In some scenarios, after you get a good kernel logistic regression model, you might want to save the trained alphas and bias and the reference data to a text file so you wouldn't have to retrain your model every time you want to use it to make a prediction.
Computing Output
The demo program implements a function ComputeOutput() like so:
static double ComputeOutput(double[] x,
double[] alphas, double sigma,
double[][] trainX)
{
int n = trainX.Length;
double sum = 0.0;
for (int i = 0; i < n; ++i)
sum += (alphas[i] * Kernel(x, trainX[i], sigma));
sum += alphas[n]; // add the bias
return LogSig(sum); // result is [0.0, 1.0]
}
Function ComputeOutput() mirrors the equations (2) and (3) in Figure 3 in a very straightforward way, omitting all error-checking and emphasizing clarity over performance. The program-defined function LogSig() is implemented like so:
static double LogSig(double x)
{
if (x < -10.0)
return 0.0;
else if (x > 10.0)
return 1.0;
else
return 1.0 / (1.0 + Math.Exp(-x));
}
The short-circuiting for input values (less than -10 or greater than 10) is a common technique in machine learning code. The idea is that the logistic sigmoid function approaches 0 very quickly for negative values of x and approaches 1 very quickly for positive values of x. The threshold values of -10 and +10 are arbitrary to a large extent. Other common values are -20 and +20, -6 and +6, and -40 and +40.
Training a Kernel Logistic Regression Model
The key statements in function Train() are:
Shuffle(indices, rnd);
foreach (int i in indices) { // each train item
double p = ComputeOutput(trainX[i], alphas,
sigma, trainX);
int y = trainY[i]; // target 0 or 1 output
for (int j = 0; j < alphas.Length - 1; ++j) // alphas
alphas[j] += lr * (y - p) * kernels[i][j];
alphas[alphas.Length - 1] += lr * (y - p) * 1; // bias
}
The training items are processed in a different, random order on each pass. This helps prevent a harmonic oscillation where the updates to an alpha are immediately undone by the next training item.

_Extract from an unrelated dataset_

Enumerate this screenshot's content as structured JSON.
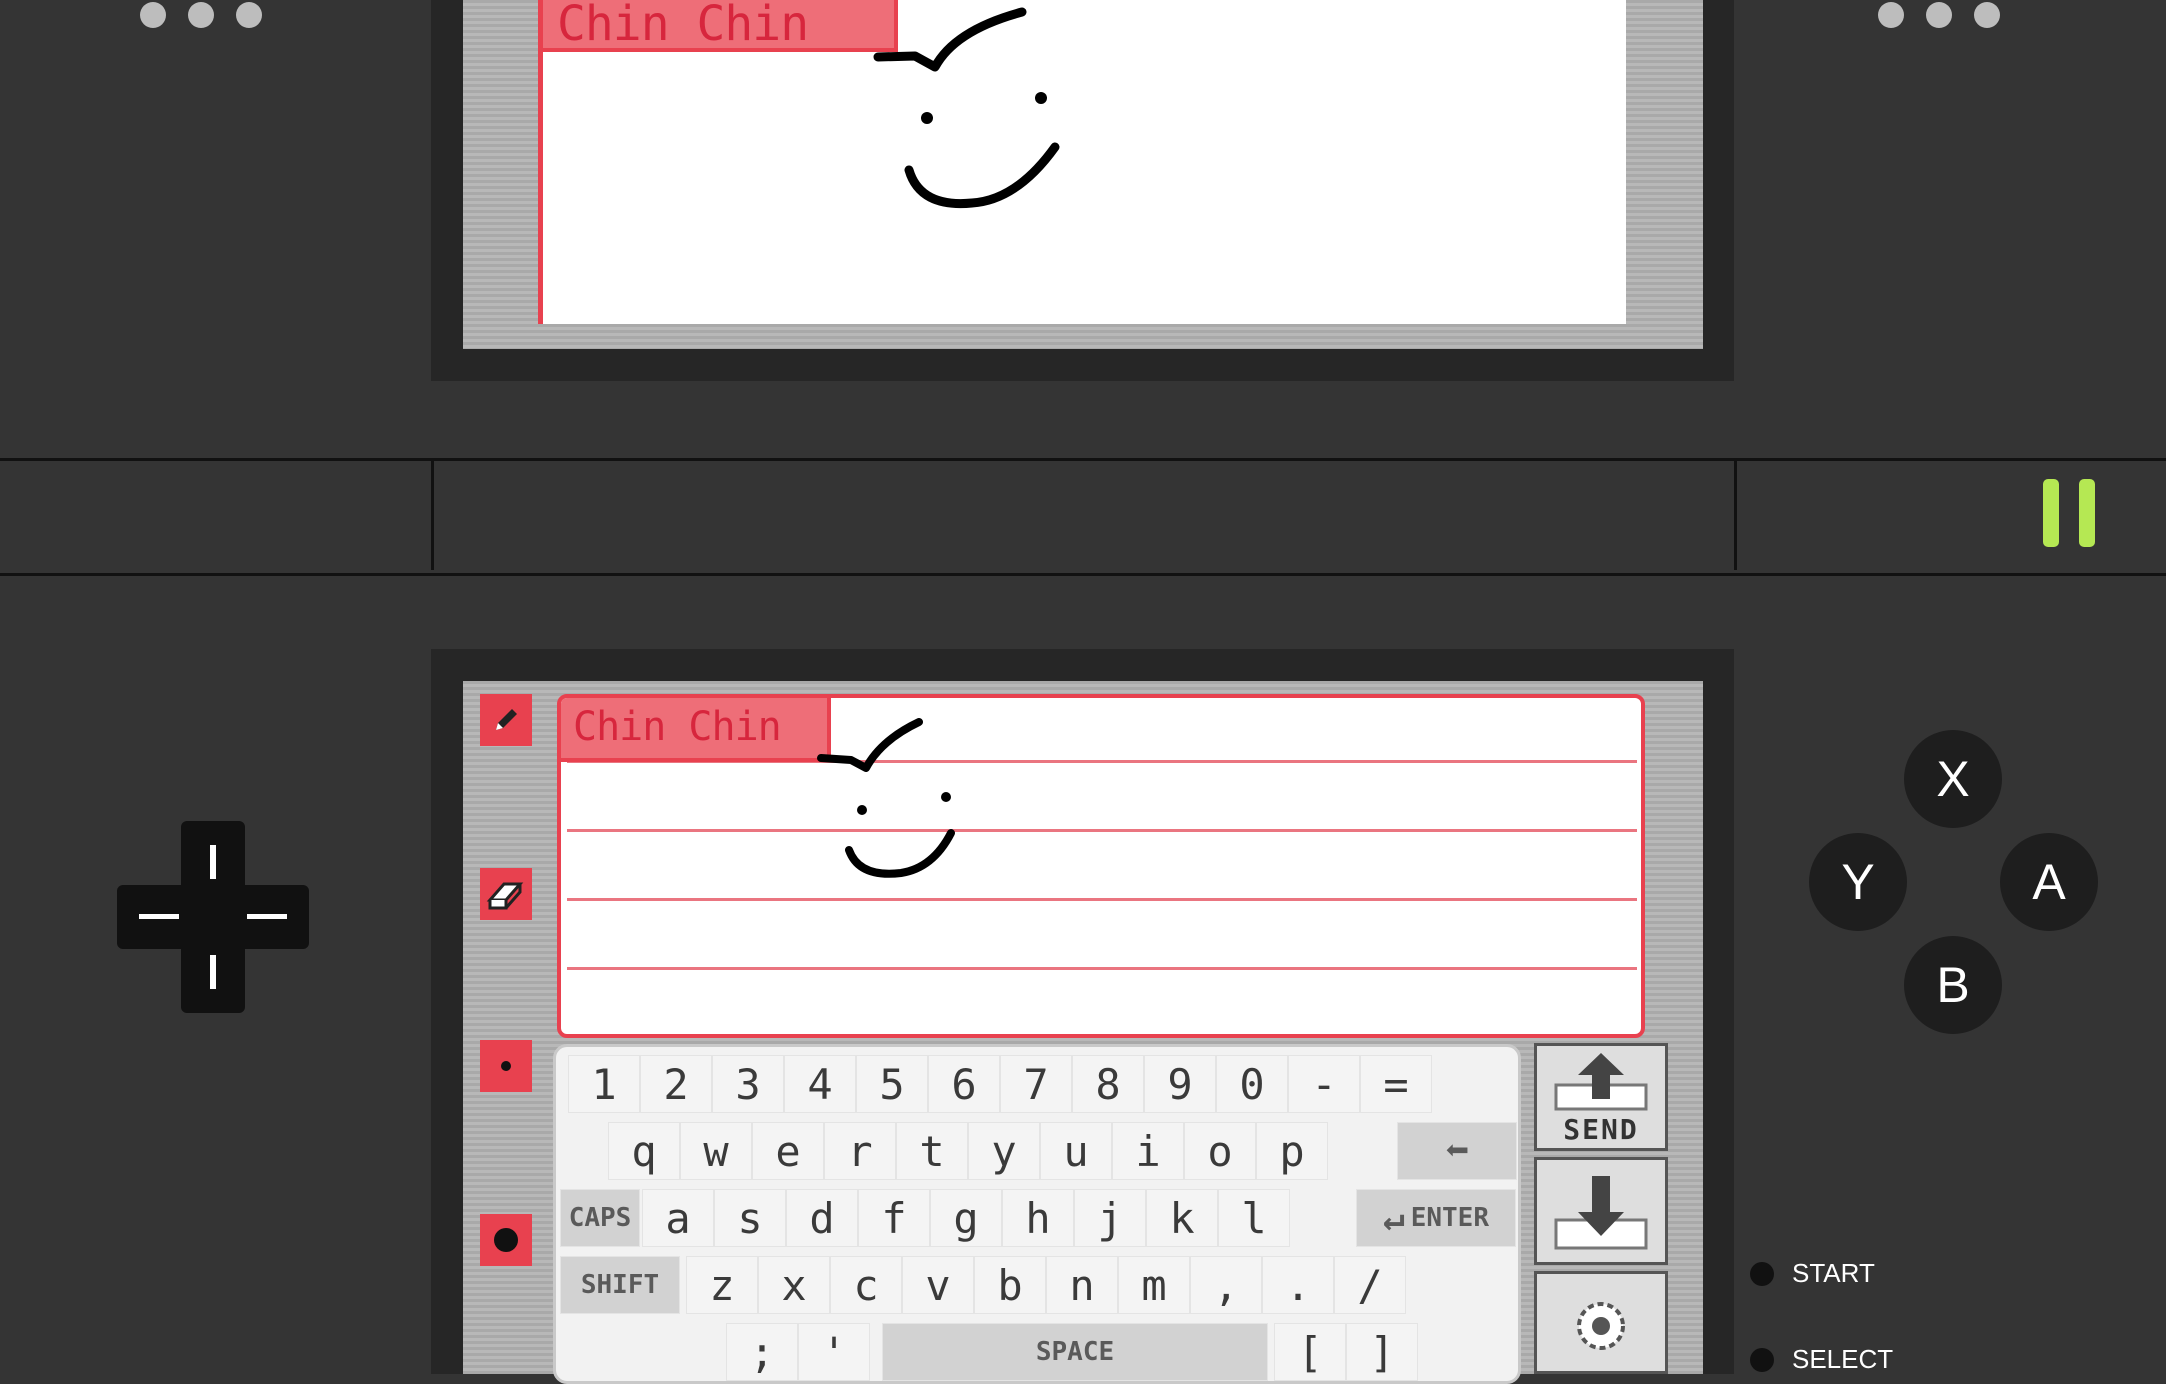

The Shuffle() function is a program-defined helper that scrambles the indices of the training items using the Fisher-Yates mini-algorithm.
Wrapping Up
Kernel logistic regression (KLR) is a relatively rare machine learning technique. Because KLR requires the entire training/reference data to make a prediction, the technique does not scale well to problems with huge datasets. However, KLR is often effective for binary classification problems with a relatively small dataset (under 1,000 training items) where the data is not linearly separable. An alternative to KLR is a neural network binary classifier with a single hidden layer.
KLR binary classification shares characteristics with k-nearest neighbors classification. In k-nearest neighbors, a specified number of reference items (k) is used to make a prediction. In KLR, all reference items are used to make a prediction. In k-nearest neighbors, you compare the item-to-classify with reference items using Euclidean distance. In KLR, you compare the item-to-classify with reference items using a kernel function, usually RBF, that measures similarity.